Prominent Black Leaders Part of New $10 Million Fund to Make Loans to Black Businesses - Black Enterprise
Black Enterprise magazine Fall 2019 issue
Black small business owners starting or expanding a business can now perhaps get some fresh capital from the African American Chamber Fund (AACF). The new fund, a program led by Jersey City, New Jersey-based World Business Lenders, will initially offer up to $10 million in loans to black businesses.

 

Borrowers must seek financing through a U.S. based African American Chamber of Commerce office, a move to help ensure loans are made in black business communities.

 

World Business Lenders (WBL) has compiled an elite list of “Board of Managers” for the AACF. The list consists of high-profile individuals with political, business, spiritual, and athletic backgrounds who will reach out to local chambers to affiliate with.

 

Also known as advisory board members, they include U.S. Congressman Ed Towns (D-NY), Washington, D.C. Archbishop David J. Billings III, World Business Lenders CEO/Founder Doug Nadius, as well as Bob Beamon and Jackie Joyner Kersee, both Olympic gold medalists.

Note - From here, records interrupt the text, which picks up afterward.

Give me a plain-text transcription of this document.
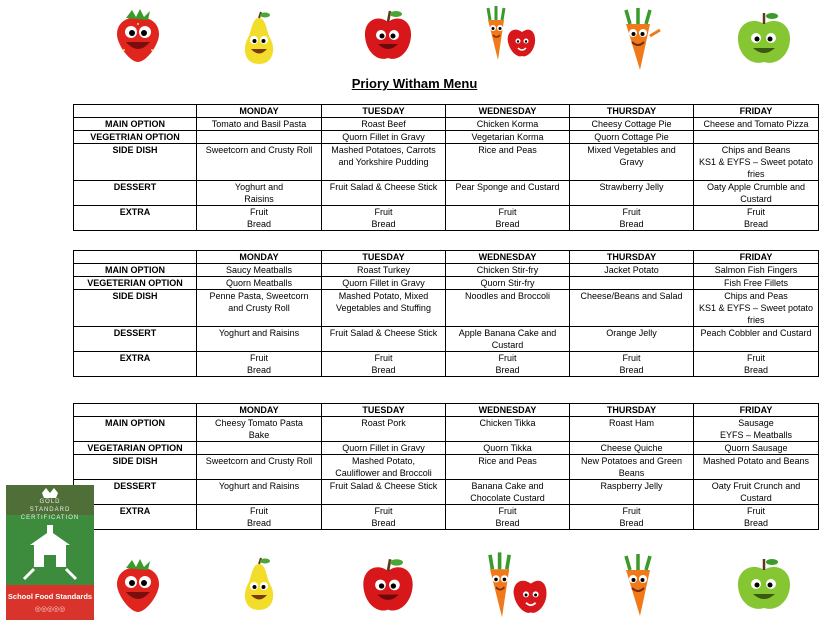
Priory Witham Menu
	MONDAY	TUESDAY	WEDNESDAY	THURSDAY	FRIDAY
MAIN OPTION	Tomato and Basil Pasta	Roast Beef	Chicken Korma	Cheesy Cottage Pie	Cheese and Tomato Pizza

VEGETRIAN OPTION		Quorn Fillet in Gravy	Vegetarian Korma	Quorn Cottage Pie	

SIDE DISH	Sweetcorn and Crusty Roll	Mashed Potatoes, Carrots
and Yorkshire Pudding	Rice and Peas	Mixed Vegetables and
Gravy	Chips and Beans
KS1 & EYFS – Sweet potato
fries

DESSERT	Yoghurt and
Raisins	Fruit Salad & Cheese Stick	Pear Sponge and Custard	Strawberry Jelly	Oaty Apple Crumble and
Custard

EXTRA	Fruit
Bread	Fruit
Bread	Fruit
Bread	Fruit
Bread	Fruit
Bread
	MONDAY	TUESDAY	WEDNESDAY	THURSDAY	FRIDAY
MAIN OPTION	Saucy Meatballs	Roast Turkey	Chicken Stir-fry	Jacket Potato	Salmon Fish Fingers

VEGETERIAN OPTION	Quorn Meatballs	Quorn Fillet in Gravy	Quorn Stir-fry		Fish Free Fillets

SIDE DISH	Penne Pasta, Sweetcorn
and Crusty Roll	Mashed Potato, Mixed
Vegetables and Stuffing	Noodles and Broccoli	Cheese/Beans and Salad	Chips and Peas
KS1 & EYFS – Sweet potato
fries

DESSERT	Yoghurt and Raisins	Fruit Salad & Cheese Stick	Apple Banana Cake and
Custard	Orange Jelly	Peach Cobbler and Custard

EXTRA	Fruit
Bread	Fruit
Bread	Fruit
Bread	Fruit
Bread	Fruit
Bread
	MONDAY	TUESDAY	WEDNESDAY	THURSDAY	FRIDAY
MAIN OPTION	Cheesy Tomato Pasta
Bake	Roast Pork	Chicken Tikka	Roast Ham	Sausage
EYFS – Meatballs

VEGETARIAN OPTION		Quorn Fillet in Gravy	Quorn Tikka	Cheese Quiche	Quorn Sausage

SIDE DISH	Sweetcorn and Crusty Roll	Mashed Potato,
Cauliflower and Broccoli	Rice and Peas	New Potatoes and Green
Beans	Mashed Potato and Beans

DESSERT	Yoghurt and Raisins	Fruit Salad & Cheese Stick	Banana Cake and
Chocolate Custard	Raspberry Jelly	Oaty Fruit Crunch and
Custard

EXTRA	Fruit
Bread	Fruit
Bread	Fruit
Bread	Fruit
Bread	Fruit
Bread
GOLD
STANDARD
CERTIFICATION
School Food Standards
◎◎◎◎◎
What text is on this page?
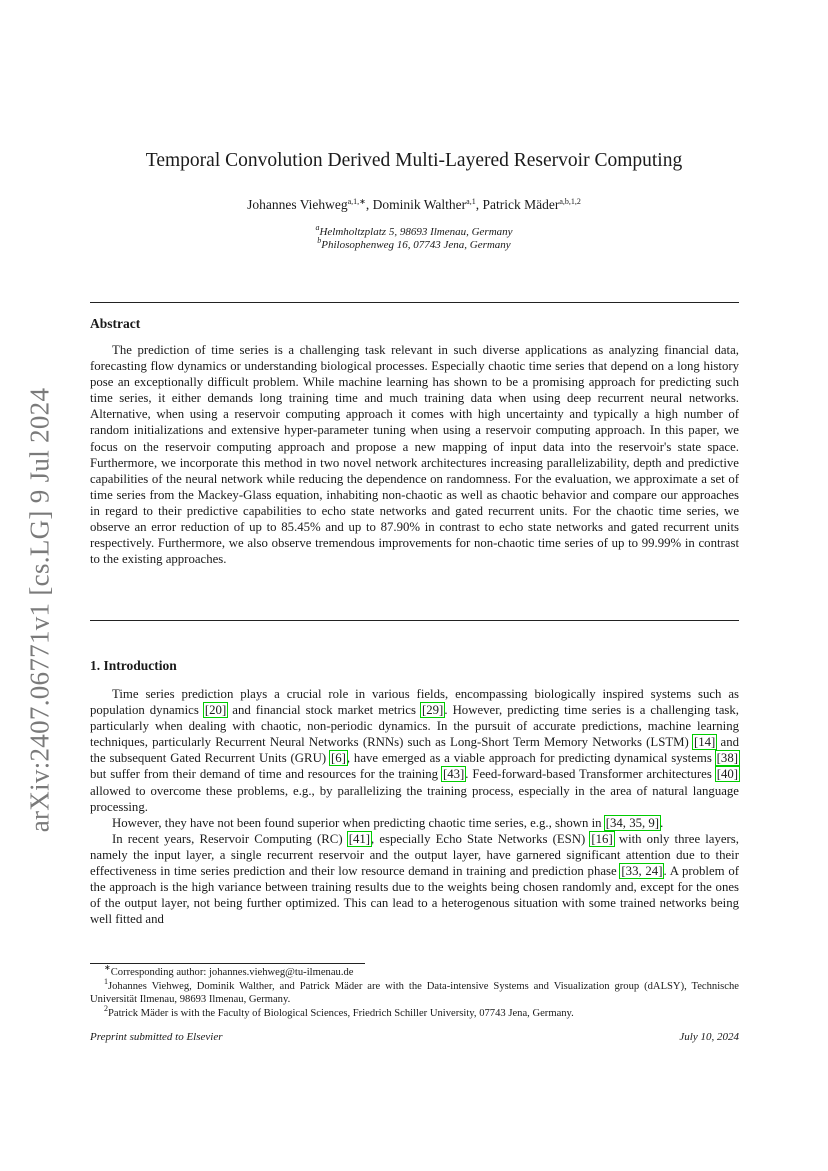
arXiv:2407.06771v1 [cs.LG] 9 Jul 2024
Temporal Convolution Derived Multi-Layered Reservoir Computing
Johannes Viehweg$^{a,1,∗}$, Dominik Walther$^{a,1}$, Patrick Mäder$^{a,b,1,2}$
$^a$Helmholtzplatz 5, 98693 Ilmenau, Germany
$^b$Philosophenweg 16, 07743 Jena, Germany
Abstract

The prediction of time series is a challenging task relevant in such diverse applications as analyzing financial data, forecasting flow dynamics or understanding biological processes. Especially chaotic time series that depend on a long history pose an exceptionally difficult problem. While machine learning has shown to be a promising approach for predicting such time series, it either demands long training time and much training data when using deep recurrent neural networks. Alternative, when using a reservoir computing approach it comes with high uncertainty and typically a high number of random initializations and extensive hyper-parameter tuning when using a reservoir computing approach. In this paper, we focus on the reservoir computing approach and propose a new mapping of input data into the reservoir's state space. Furthermore, we incorporate this method in two novel network architectures increasing parallelizability, depth and predictive capabilities of the neural network while reducing the dependence on randomness. For the evaluation, we approximate a set of time series from the Mackey-Glass equation, inhabiting non-chaotic as well as chaotic behavior and compare our approaches in regard to their predictive capabilities to echo state networks and gated recurrent units. For the chaotic time series, we observe an error reduction of up to 85.45% and up to 87.90% in contrast to echo state networks and gated recurrent units respectively. Furthermore, we also observe tremendous improvements for non-chaotic time series of up to 99.99% in contrast to the existing approaches.

1. Introduction

Time series prediction plays a crucial role in various fields, encompassing biologically inspired systems such as population dynamics [20] and financial stock market metrics [29]. However, predicting time series is a challenging task, particularly when dealing with chaotic, non-periodic dynamics. In the pursuit of accurate predictions, machine learning techniques, particularly Recurrent Neural Networks (RNNs) such as Long-Short Term Memory Networks (LSTM) [14] and the subsequent Gated Recurrent Units (GRU) [6], have emerged as a viable approach for predicting dynamical systems [38] but suffer from their demand of time and resources for the training [43]. Feed-forward-based Transformer architectures [40] allowed to overcome these problems, e.g., by parallelizing the training process, especially in the area of natural language processing.

However, they have not been found superior when predicting chaotic time series, e.g., shown in [34, 35, 9].

In recent years, Reservoir Computing (RC) [41], especially Echo State Networks (ESN) [16] with only three layers, namely the input layer, a single recurrent reservoir and the output layer, have garnered significant attention due to their effectiveness in time series prediction and their low resource demand in training and prediction phase [33, 24]. A problem of the approach is the high variance between training results due to the weights being chosen randomly and, except for the ones of the output layer, not being further optimized. This can lead to a heterogenous situation with some trained networks being well fitted and

∗Corresponding author: johannes.viehweg@tu-ilmenau.de

$^1$Johannes Viehweg, Dominik Walther, and Patrick Mäder are with the Data-intensive Systems and Visualization group (dALSY), Technische Universität Ilmenau, 98693 Ilmenau, Germany.

$^2$Patrick Mäder is with the Faculty of Biological Sciences, Friedrich Schiller University, 07743 Jena, Germany.

Preprint submitted to Elsevier	July 10, 2024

Derrick Chambers, program manager of AACF/WBL, is a former NFL player for the Jacksonville Jaguars.

 

Organizers report there are currently 2.6 million black-owned businesses in the United States, employing 975,000 workers across the nation and generating $150 billion in annual receipts.

 

“Clearly, African American entrepreneurs are a driving force in our nation’s economy but, like all minority groups, they have more difficulty getting access to capital,” Bishop Billings, Fund Vice Chairman stated publicly earlier this year. “Our goal is to ensure that the opportunity to thrive is available to every single one of these entrepreneurs who want to create more economic growth for our communities.”

 

An alternative lender, WBL allows borrowers to use real estate as collateral to get short-term business loans. Its AACF unit can make unsecured loans based on the guidance and insight borrowers receive from a local chamber. The bottom line is borrowers can pursue loans they might not from traditional lenders like banks.

 

Currently, the AACF has launched the program with the African American Chamber of Commerce of New Jersey, the Greater Harlem Chamber of Commerce in New York, and the Caribbean Chamber of Commerce and Industry in Brooklyn, New York.

 

The AACF is in talks with other black chambers nationally, including the Illinois Black Chamber of Commerce in Chicago and the Mississippi Black Chamber of Commerce in Jackson to affiliate with the fund, Chambers says. He added the AAFC will also determine whether to make loans to black businesses at a local chamber outside of their business location.

 

AACF borrowers can seek loans ranging from $25,000 to $2 million. Chambers figures the average size of a typical loan will be from $25,000 to $100,000. He added the criteria to receive a loan will be based on an interview about the applicant’s financial background, why they need the loan, and other factors. Loan participants can use the money for business purposes, including buying equipment, inventory, as well as cash flow for payroll.